Kedua, Qatar adalah negara terkecil di antara negara tuan rumah dalam sejarah Piala Dunia. Banyak yang ragu negara sekecil itu bisa menjadi tuan rumah turnamen; namun, pemerintah Doha telah berhasil membangun delapan stadion dan banyak fasilitas lainnya untuk acara tersebut. Ketiga, Qatar 2022 adalah penyelenggara turnamen termahal yang pernah ada. Negara Qatar telah menghabiskan lebih dari $200 miliar (-+Rp 3.145 trilyun) untuk turnamen tersebut. Dan keempat, Barat telah mengkritik Qatar karena kondisi hidup dan kerja para pekerja, sistem politiknya, dan nilai-nilai budaya rakyatnya. Outlet media dan politisi Barat telah mencoba mendiskreditkan Qatar melalui klaim yang bias dan dibuat-buat. Bertentangan dengan semangat permainan, banyak media Barat seperti BBC tidak menyiarkan banyak bagian dari upacara pembukaan, seperti pembacaan Alquran, kitab suci umat Islam.
Bias media Barat
Media Barat juga mengkritik Qatar karena membatasi hak asasi manusia, seperti larangan pembelian minuman beralkohol di stadion dan larangan penggunaan tanda LGBT oleh pemain selama pertandingan. Meskipun larangan itu terbatas pada stadion, media Barat telah menunjukkan bahwa itu adalah larangan umum. Media dan politisi Barat telah membuat banyak pernyataan yang tidak menghormati nilai-nilai agama dan budaya negara Qatar dan rakyatnya. Banyak politisi Barat dan media telah mencoba untuk memaksakan nilai-nilai mereka pada orang Qatar.
Reaksi dan kritik Barat mencerminkan standar ganda dan perspektif imperialis. Ketika negara lain seperti Prancis dan Rusia menerapkan pembatasan serupa, sebagian besar kritikus saat ini tetap diam.
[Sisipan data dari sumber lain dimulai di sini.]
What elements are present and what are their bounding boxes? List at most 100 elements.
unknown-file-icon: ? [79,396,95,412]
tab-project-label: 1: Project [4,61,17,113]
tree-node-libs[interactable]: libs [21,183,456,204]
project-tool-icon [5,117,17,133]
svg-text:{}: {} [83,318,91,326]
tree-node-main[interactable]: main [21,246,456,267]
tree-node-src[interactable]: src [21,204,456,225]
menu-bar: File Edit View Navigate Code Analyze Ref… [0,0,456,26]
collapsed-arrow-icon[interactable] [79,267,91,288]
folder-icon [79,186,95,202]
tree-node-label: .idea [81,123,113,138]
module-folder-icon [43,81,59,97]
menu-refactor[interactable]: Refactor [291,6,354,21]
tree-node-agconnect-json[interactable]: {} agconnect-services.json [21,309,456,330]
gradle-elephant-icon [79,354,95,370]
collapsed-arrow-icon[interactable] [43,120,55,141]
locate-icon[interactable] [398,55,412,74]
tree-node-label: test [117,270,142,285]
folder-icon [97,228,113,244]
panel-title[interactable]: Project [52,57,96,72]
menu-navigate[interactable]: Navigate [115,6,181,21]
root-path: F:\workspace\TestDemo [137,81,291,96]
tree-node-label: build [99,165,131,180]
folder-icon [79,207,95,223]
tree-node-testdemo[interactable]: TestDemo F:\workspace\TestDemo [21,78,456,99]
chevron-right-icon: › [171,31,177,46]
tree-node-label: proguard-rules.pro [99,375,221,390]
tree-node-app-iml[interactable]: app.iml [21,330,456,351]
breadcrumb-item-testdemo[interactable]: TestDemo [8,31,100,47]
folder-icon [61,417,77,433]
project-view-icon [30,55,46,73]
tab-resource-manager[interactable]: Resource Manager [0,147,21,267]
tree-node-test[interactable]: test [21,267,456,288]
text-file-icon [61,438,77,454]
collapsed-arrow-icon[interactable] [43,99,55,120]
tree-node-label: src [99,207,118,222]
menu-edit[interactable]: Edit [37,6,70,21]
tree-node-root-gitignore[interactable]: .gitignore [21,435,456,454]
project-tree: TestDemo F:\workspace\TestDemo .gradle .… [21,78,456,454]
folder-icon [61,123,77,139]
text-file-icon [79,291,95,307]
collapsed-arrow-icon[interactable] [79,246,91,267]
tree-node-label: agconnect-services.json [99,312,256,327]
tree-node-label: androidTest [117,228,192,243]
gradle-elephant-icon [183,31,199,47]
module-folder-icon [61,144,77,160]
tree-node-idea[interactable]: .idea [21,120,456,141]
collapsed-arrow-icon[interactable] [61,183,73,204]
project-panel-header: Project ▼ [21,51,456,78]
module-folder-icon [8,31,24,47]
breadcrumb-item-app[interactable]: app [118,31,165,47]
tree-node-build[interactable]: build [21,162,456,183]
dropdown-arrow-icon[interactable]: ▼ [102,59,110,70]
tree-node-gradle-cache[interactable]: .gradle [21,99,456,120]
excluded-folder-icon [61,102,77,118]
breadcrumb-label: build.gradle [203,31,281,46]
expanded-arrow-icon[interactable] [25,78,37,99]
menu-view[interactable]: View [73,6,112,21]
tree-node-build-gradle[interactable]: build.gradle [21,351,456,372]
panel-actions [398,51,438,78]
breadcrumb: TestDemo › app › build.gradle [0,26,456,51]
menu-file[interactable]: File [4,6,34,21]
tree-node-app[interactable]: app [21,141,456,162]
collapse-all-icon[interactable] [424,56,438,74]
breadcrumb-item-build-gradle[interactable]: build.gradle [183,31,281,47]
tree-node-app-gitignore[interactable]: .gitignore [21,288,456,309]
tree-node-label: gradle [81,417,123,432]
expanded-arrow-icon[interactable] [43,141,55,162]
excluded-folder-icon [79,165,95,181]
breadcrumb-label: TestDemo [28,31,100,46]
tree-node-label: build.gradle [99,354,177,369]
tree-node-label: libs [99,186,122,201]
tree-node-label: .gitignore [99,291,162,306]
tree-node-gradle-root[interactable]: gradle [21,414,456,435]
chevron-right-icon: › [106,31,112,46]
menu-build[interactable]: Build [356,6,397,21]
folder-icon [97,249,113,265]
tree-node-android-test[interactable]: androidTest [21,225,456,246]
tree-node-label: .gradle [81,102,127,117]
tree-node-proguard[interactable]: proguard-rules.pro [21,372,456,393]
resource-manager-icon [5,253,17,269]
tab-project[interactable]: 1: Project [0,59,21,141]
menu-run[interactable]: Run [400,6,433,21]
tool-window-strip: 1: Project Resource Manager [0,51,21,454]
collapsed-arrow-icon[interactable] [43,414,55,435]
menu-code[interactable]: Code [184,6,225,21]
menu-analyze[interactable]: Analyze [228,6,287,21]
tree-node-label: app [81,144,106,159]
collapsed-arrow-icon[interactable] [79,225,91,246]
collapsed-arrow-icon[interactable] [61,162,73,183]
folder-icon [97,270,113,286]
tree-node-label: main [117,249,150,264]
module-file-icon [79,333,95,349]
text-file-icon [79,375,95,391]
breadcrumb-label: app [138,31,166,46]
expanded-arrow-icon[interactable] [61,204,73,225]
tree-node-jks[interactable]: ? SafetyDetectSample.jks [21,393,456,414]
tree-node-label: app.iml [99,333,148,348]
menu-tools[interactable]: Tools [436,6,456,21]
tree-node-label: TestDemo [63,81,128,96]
Dengan kata lain, setiap kali negara Barat mengambil tindakan, dianggap rasional dan menyambutnya. Namun, setiap kali negara Muslim atau Arab mengambil tindakan, itu dianggap tidak rasional dan dikritik. Dengan demikian, mereka masih mengklaim perspektif orientalis dan terus meremehkan orang-orang non-Barat, yaitu Muslim dan Arab.
Dalam konteks ini, kritik pemain sepak bola Jerman sebelum pertandingan dan tindakan menteri Jerman yang melanggar aturan yang ditetapkan oleh Qatar dan FIFA adalah reaksi yang kekanak-kanakan dan dangkal.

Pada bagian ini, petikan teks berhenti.